ANGEDACHT
Der Traummann
Geronimo ist ein Traummann. Doch nicht nur, weil er so gut aussieht. Nein, er schneidert Träume. Passgenau wie Maßanzüge. Und er ist gut in seinem Geschäft. Eben ein Traummann.
Wir befinden uns im Jahr 3024. Die Erde ist unbewohnbar und doch wohnen Menschen auf der Erde. Sie wohnen unterirdisch in klimatisierten Räumen. Nichts ist mehr so wie es früher mal war. Die Menschen haben alles, müssen aber nicht mehr arbeiten. Computer übernehmen alle Aufgaben. Aber die Menschen langweilen sich.

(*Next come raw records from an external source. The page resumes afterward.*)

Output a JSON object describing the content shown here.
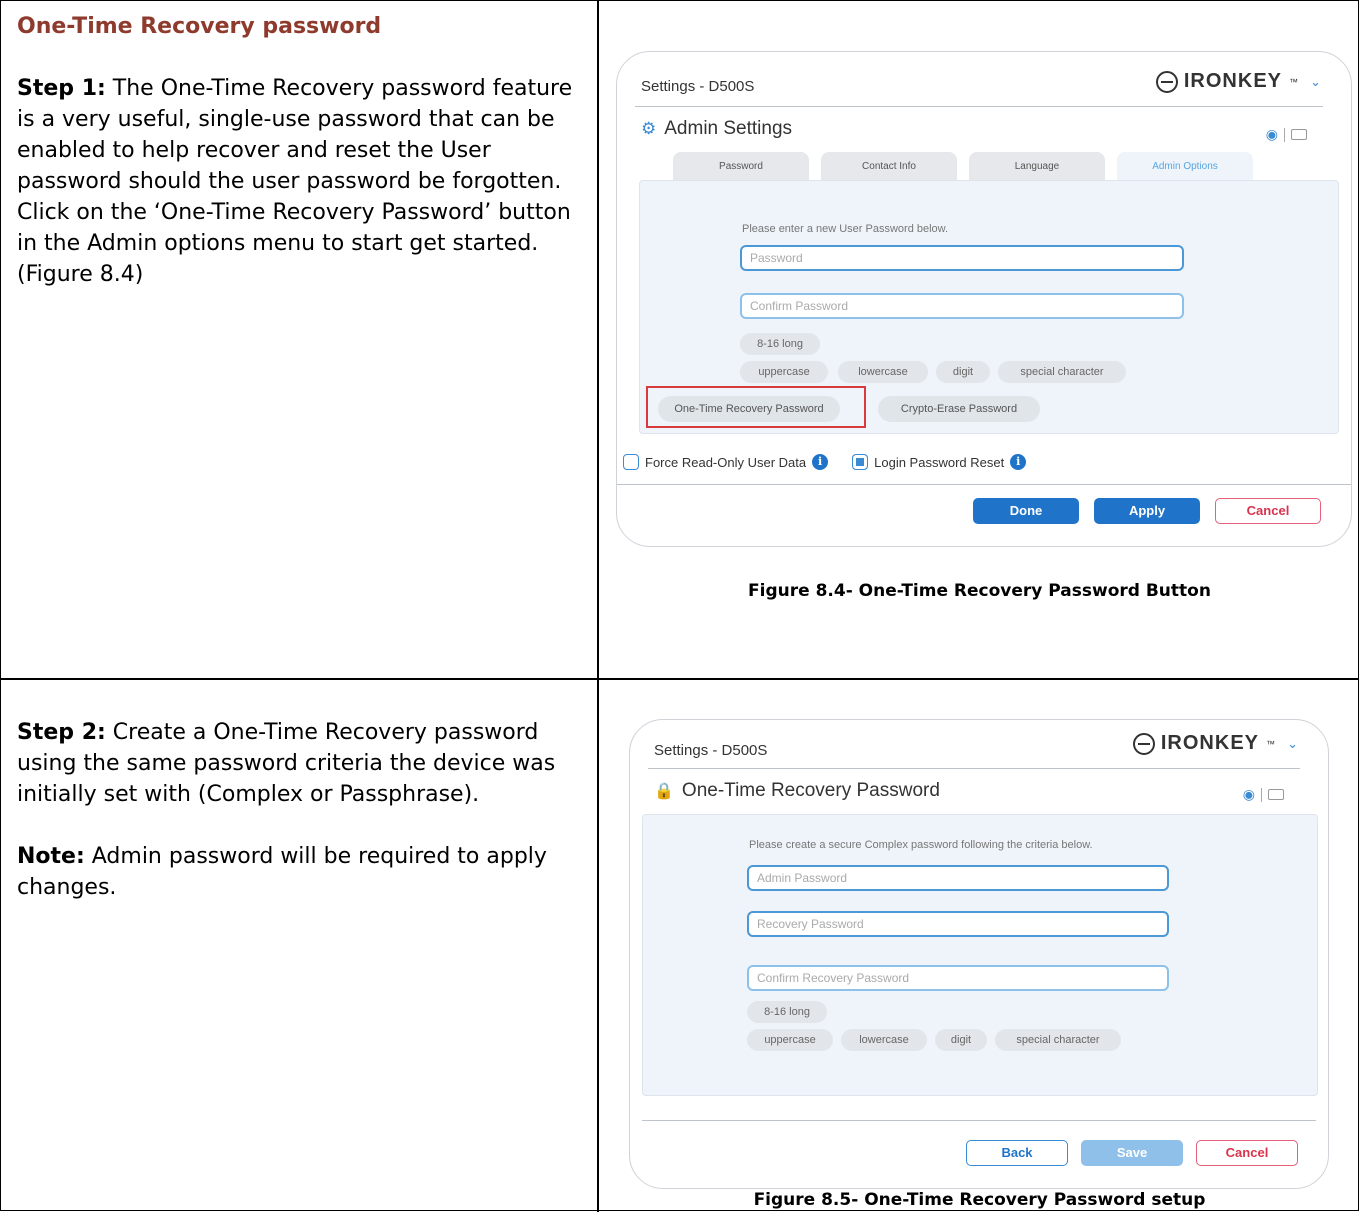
{
  "section_title": "One-Time Recovery password",
  "step1": {
    "label": "Step 1:",
    "text": "The One-Time Recovery password feature is a very useful, single-use password that can be enabled to help recover and reset the User password should the user password be forgotten.  Click on the ‘One-Time Recovery Password’ button in the Admin options menu to start get started.   (Figure 8.4)"
  },
  "step2": {
    "label": "Step 2:",
    "text": "Create a One-Time Recovery password using the same password criteria the device was initially set with (Complex or Passphrase).",
    "note_label": "Note:",
    "note_text": "Admin password will be required to apply changes."
  },
  "figure1": {
    "caption": "Figure 8.4- One-Time Recovery Password Button",
    "window_title": "Settings - D500S",
    "brand": "IRONKEY",
    "brand_tm": "™",
    "heading": "Admin Settings",
    "tabs": [
      "Password",
      "Contact Info",
      "Language",
      "Admin Options"
    ],
    "prompt": "Please enter a new User Password below.",
    "password_placeholder": "Password",
    "confirm_placeholder": "Confirm Password",
    "length_pill": "8-16 long",
    "criteria": [
      "uppercase",
      "lowercase",
      "digit",
      "special character"
    ],
    "otr_button": "One-Time Recovery Password",
    "crypto_button": "Crypto-Erase Password",
    "force_readonly": "Force Read-Only User Data",
    "login_reset": "Login Password Reset",
    "done": "Done",
    "apply": "Apply",
    "cancel": "Cancel"
  },
  "figure2": {
    "caption": "Figure 8.5- One-Time Recovery Password setup",
    "window_title": "Settings - D500S",
    "brand": "IRONKEY",
    "brand_tm": "™",
    "heading": "One-Time Recovery Password",
    "prompt": "Please create a secure Complex password following the criteria below.",
    "admin_placeholder": "Admin Password",
    "recovery_placeholder": "Recovery Password",
    "confirm_placeholder": "Confirm Recovery Password",
    "length_pill": "8-16 long",
    "criteria": [
      "uppercase",
      "lowercase",
      "digit",
      "special character"
    ],
    "back": "Back",
    "save": "Save",
    "cancel": "Cancel"
  },
  "colors": {
    "section_title": "#8e3b2e",
    "accent_blue": "#1f74c9",
    "highlight_red": "#d83b3b"
  }
}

Sie schaukeln in ihren Hängematten und warten, bis der Tag vorbeigeht. Lesen ist uncool. Der persönliche Computerassistent liest vor. Und so plätschern die Tage dahin, nur unterbrochen von Mahlzeiten aus dem 3D-Drucker. Und so kam Geronimo auf eine Idee.
„Wir müssen wieder leben“, sagte er. „Die Welt muss wieder bunt werden.“ Er träumte von einer besseren Welt. Einer Welt, in der es nicht zu heiß war, um draußen zu leben. Einer Welt, in der es sich lohnte zu leben. Er träumte, dass er frei war wie ein Adler und fliegen konnte. Er träumte, dass er hohe Berge erwanderte. Er träumte, dass er schwamm wie ein Fisch im Meer. Und Geronimo war in all seinen Träumen glücklich.
Seine Freunde fragten: „Geronimo, warum bist du so glücklich und wir nicht?“ Geronimo sprach über sein Glück, das er in den Träumen fand. „Wir wollen auch glücklich sein. Kannst du uns einen Traum anfertigen, den wir dann auch träumen können?“, fragten sie. Denn die Menschen hatten die Gabe der Phantasie verloren. Geronimo aber hatte ganz viel Phantasie, und so schneiderte er für seine Freunde passgenau Träume. Sie konnten wählen zwischen den Kategorien Glück, Natur, Sport und Herz.
„Traumfabrik“ nannte er sein Geschäft. Es war der Renner. Alle seine Träume lieferte er den Menschen und pflanzte sie in deren Köpfe ein. Mit seinem Computer konnte er sich nämlich in das Bewusstsein fremder Menschen einklinken. Sie träumten, dass sie die besten Tänzer und Sportler waren. Sie wanderten im Traum durch Täler und Berge, ohne müde zu werden. Sie genossen das beste Essen und waren die schlauesten und schönsten Menschen. Sie träumten davon, viel Geld zu verdienen und reich zu sein. Sie träumten, dass die Erde wieder bewohnbar war.
„Danke, Geronimo, danke für alles.“ Geronimo war glücklich. Gerade als er in seinem Haus am Meer frühstücken wollte, drang ein durchdringendes Geräusch an sein Ohr: „Pieppieppiep“. Sein Wecker klingelte und riss ihn jäh aus seinem Traum. Die Welt hatte ihn wieder. Man schrieb auch nicht das Jahr 3024, sondern das Jahr 2024. Es war Winter, die Tage waren grau und nass, und die Menschen verharrten in einer Melancholie. Auf dem Weg zur Arbeit sann Geronimo darüber nach, dass seine Traumwelt doch wesentlich besser war als seine reale Welt. „Schade“, dachte er. Da hörte er seinen Namen. „Geronimo!“, rief jemand. Er drehte sich um. Vor ihm stand seine Nachbarin. „Danke, vielen Dank für deinen Traum. Ich weiß nicht, wie du es gemacht hast, du hast mir einen solch schönen Traum beschert. Genau den, den ich bei dir bestellt habe“, sagte sie und schickte ihm ein Herz. Er kniff sich in den Arm, es war wahr, er hatte nicht geträumt. Er hatte tatsächlich Menschen Träume geschenkt. Jetzt waren sie glücklich. Klar, er hatte es schon immer gewusst. Er war eben ein echter Traummann.